Buckingham’s corrective action plan, which is being implemented, focuses on four different areas for improvement: lesson plans, lesson delivery, data analysis and formative assessments.
“It’s a supportive model. The state is being supportive,” Snead said of the plan. “It’s supportive of those types of resources rather than financial support. They give their time and their expertise, and we work together to see where we need to go.”
One part of the corrective action plan for the primary and elementary schools includes working with Longwood University.
Snead said the division is working with the university to help improve data analysis in what’s referred to as a state-determined model. Longwood provides the schools with coaching to the administrators at both schools.
In addition, Buckingham County has added reading interventions to its schools to help students improve their reading and comprehension skills.
Dr. James Anderson, who served as division superintendent of Prince Edward County Public Schools, leading the schools to full accreditation during his tenure, stressed the importance of following the state’s guidelines.
“Prince Edward had the lowest test scores of any school division in the state of Virginia. The high school scores were in the single-digit percentile in the standardized tests at the time and none of the schools were accredited,” Anderson said. “The first thing I set out to do was to get the high school accredited. We met the accreditation. You just have to go by their guidelines of what they have for an accredited school.”

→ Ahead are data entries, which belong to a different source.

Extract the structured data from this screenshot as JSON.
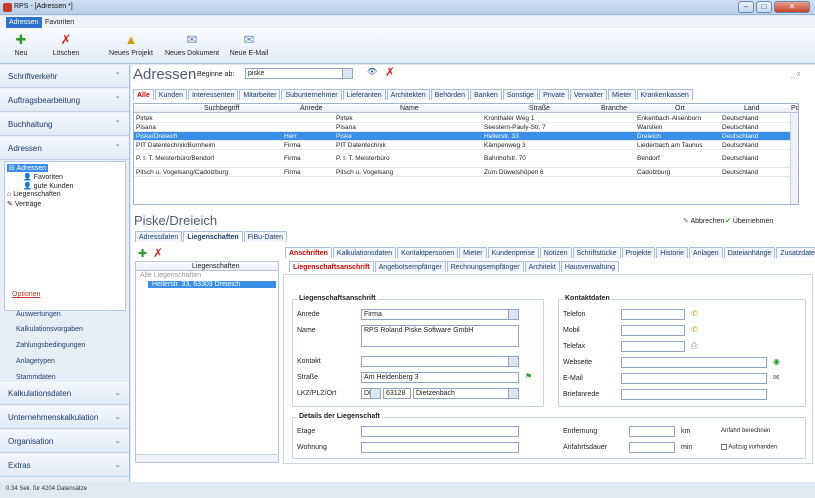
{
  "window": {
    "title": "RPS - [Adressen *]"
  },
  "menu": {
    "tabs": [
      "Adressen",
      "Favoriten"
    ]
  },
  "ribbon": {
    "buttons": [
      {
        "label": "Neu",
        "icon": "plus-icon"
      },
      {
        "label": "Löschen",
        "icon": "delete-x-icon"
      },
      {
        "label": "Neues Projekt",
        "icon": "construction-icon"
      },
      {
        "label": "Neues Dokument",
        "icon": "document-icon"
      },
      {
        "label": "Neue E-Mail",
        "icon": "email-icon"
      }
    ]
  },
  "nav": {
    "sections": [
      "Schriftverkehr",
      "Auftragsbearbeitung",
      "Buchhaltung",
      "Adressen"
    ],
    "bottom_sections": [
      "Kalkulationsdaten",
      "Unternehmenskalkulation",
      "Organisation",
      "Extras"
    ],
    "tree": [
      "Adressen",
      "Favoriten",
      "gute Kunden",
      "Liegenschaften",
      "Verträge"
    ],
    "options_title": "Optionen",
    "options": [
      "Auswertungen",
      "Kalkulationsvorgaben",
      "Zahlungsbedingungen",
      "Anlagetypen",
      "Stammdaten"
    ],
    "status": "0.34 Sek. für 4204 Datensätze"
  },
  "main": {
    "title": "Adressen",
    "filter_label": "Beginne ab:",
    "filter_value": "piske",
    "close_label": "_ x"
  },
  "categories": [
    "Alle",
    "Kunden",
    "Interessenten",
    "Mitarbeiter",
    "Subunternehmer",
    "Lieferanten",
    "Architekten",
    "Behörden",
    "Banken",
    "Sonstige",
    "Private",
    "Verwalter",
    "Mieter",
    "Krankenkassen"
  ],
  "grid": {
    "columns": [
      "Suchbegriff",
      "Anrede",
      "Name",
      "Straße",
      "Branche",
      "Ort",
      "Land",
      "Po"
    ],
    "rows": [
      [
        "Pirtek",
        "",
        "Pirtek",
        "Kronthaler Weg 1",
        "",
        "Enkenbach-Alsenborn",
        "Deutschland"
      ],
      [
        "Pisana",
        "",
        "Pisana",
        "Seestern-Pauly-Str. 7",
        "",
        "Warstein",
        "Deutschland"
      ],
      [
        "Piske/Dreieich",
        "Herr",
        "Piske",
        "Hellerstr. 33",
        "",
        "Dreieich",
        "Deutschland"
      ],
      [
        "PIT Datentechnik/Bornheim",
        "Firma",
        "PIT Datentechnik",
        "Kämpenweg 3",
        "",
        "Liederbach am Taunus",
        "Deutschland"
      ],
      [
        "P. I. T. Meisterbüro/Bendorf",
        "Firma",
        "P. I. T. Meisterbüro",
        "Bahnhofstr. 70",
        "",
        "Bendorf",
        "Deutschland"
      ],
      [
        "Pitsch u. Vogelsang/Cadolzburg",
        "Firma",
        "Pitsch u. Vogelsang",
        "Zum Düwelshöpen 6",
        "",
        "Cadolzburg",
        "Deutschland"
      ]
    ]
  },
  "detail": {
    "title": "Piske/Dreieich",
    "cancel": "Abbrechen",
    "apply": "Übernehmen",
    "tabs": [
      "Adressdaten",
      "Liegenschaften",
      "FiBu-Daten"
    ],
    "tree_header": "Liegenschaften",
    "tree_root": "Alle Liegenschaften",
    "tree_item": "Hellerstr. 33, 63303 Dreieich",
    "subtabs": [
      "Anschriften",
      "Kalkulationsdaten",
      "Kontaktpersonen",
      "Mieter",
      "Kundenpreise",
      "Notizen",
      "Schriftstücke",
      "Projekte",
      "Historie",
      "Anlagen",
      "Dateianhänge",
      "Zusatzdaten"
    ],
    "subtabs2": [
      "Liegenschaftsanschrift",
      "Angebotsempfänger",
      "Rechnungsempfänger",
      "Architekt",
      "Hausverwaltung"
    ],
    "addr": {
      "title": "Liegenschaftsanschrift",
      "anrede_label": "Anrede",
      "anrede": "Firma",
      "name_label": "Name",
      "name": "RPS Roland Piske Software GmbH",
      "kontakt_label": "Kontakt",
      "strasse_label": "Straße",
      "strasse": "Am Heldenberg 3",
      "lkz_label": "LKZ/PLZ/Ort",
      "lkz": "DE",
      "plz": "63128",
      "ort": "Dietzenbach"
    },
    "kontakt": {
      "title": "Kontaktdaten",
      "labels": [
        "Telefon",
        "Mobil",
        "Telefax",
        "Webseite",
        "E-Mail",
        "Briefanrede"
      ]
    },
    "details": {
      "title": "Details der Liegenschaft",
      "etage": "Etage",
      "wohnung": "Wohnung",
      "entfernung": "Entfernung",
      "km": "km",
      "dauer": "Anfahrtsdauer",
      "min": "min",
      "route": "Anfahrt berechnen",
      "aufzug": "Aufzug vorhanden"
    }
  }
}
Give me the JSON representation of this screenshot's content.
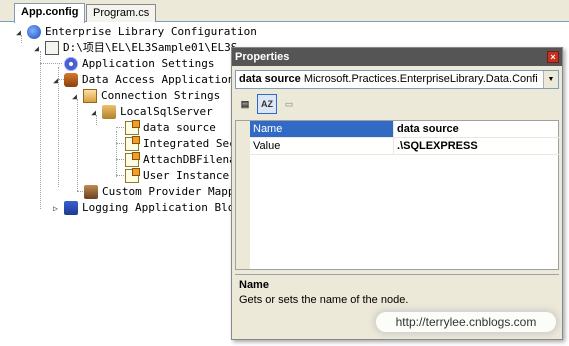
{
  "tabs": [
    {
      "label": "App.config",
      "active": true
    },
    {
      "label": "Program.cs",
      "active": false
    }
  ],
  "tree": {
    "root": "Enterprise Library Configuration",
    "file": "D:\\项目\\EL\\EL3Sample01\\EL3S",
    "app_settings": "Application Settings",
    "data_access": "Data Access Application",
    "conn_strings": "Connection Strings",
    "local_sql": "LocalSqlServer",
    "data_source": "data source",
    "integrated_security": "Integrated Secu",
    "attach_db": "AttachDBFilenam",
    "user_instance": "User Instance",
    "custom_provider": "Custom Provider Mappi",
    "logging": "Logging Application Bloc"
  },
  "properties": {
    "title": "Properties",
    "close_glyph": "×",
    "selector_name": "data source",
    "selector_type": "Microsoft.Practices.EnterpriseLibrary.Data.Confi",
    "dropdown_glyph": "▼",
    "toolbar": {
      "categorized": "▤",
      "alphabetical": "AZ",
      "pages": "▭"
    },
    "rows": [
      {
        "key": "Name",
        "value": "data source",
        "selected": true
      },
      {
        "key": "Value",
        "value": ".\\SQLEXPRESS",
        "selected": false
      }
    ],
    "description_title": "Name",
    "description_text": "Gets or sets the name of the node."
  },
  "watermark": "http://terrylee.cnblogs.com",
  "colors": {
    "selection": "#316ac5",
    "title_bar": "#555555",
    "panel": "#ece9d8"
  }
}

Dr. David Locascio, an associate professor and associate dean of the College of Education and Human Services at Longwood University, said the intention of the SOL was never to limit how and what teachers taught, but rather to set a minimum requirement.
“(The standards) were meant to be a baseline, a platform on which the curriculum would be built so there would be points of consistency … but it was never intended to be the entirety of the scope of the curriculum,” Locascio said. “A curriculum should be dictated first and foremost by the students in the class.”
Locascio said he sees from a majority of students who come from Virginia’s public schools to the upper-level education programs possessing a mindset of there being a specific right answer in response to a question — or declarative knowledge.
“There is a value in advancing tentative view and formulating that view toward something a little firmer through the course of a discussion and really moving through the dynamic of learning in the context of the classroom, as opposed to just regurgitating a factoid the teacher expects someone to have memorized,” Locascio said. “What I’ve noticed … is there are a fairly high percentage of students who are not comfortable with anything outside the realm of that declarative knowledge sort of learning dynamic.”
Locascio said he believes the pendulum is already starting to swing back in the direction of tentative thinking.
“I think 90 percent of the solution to that problem is better teachers,” Locascio said. “As I work with student-teacher candidates, that’s one of the primary things I want to instill — the importance of moving students into frames of thought beyond memorization.”
Snead says his students and teachers seek to continue to improve on test scores and ways of teaching and believes the primary, elementary and middle schools will soon be back to meeting full accreditation standards.
“I’m really proud of my staff, and I’m proud of my kids,” Snead said. “This is a journey that has brought us all closer together to work for the same end. The accreditation-denied label sounds harsh, but if you go into my classroom … there’s a lot of good instruction. It’s a good story, it really is a good story.”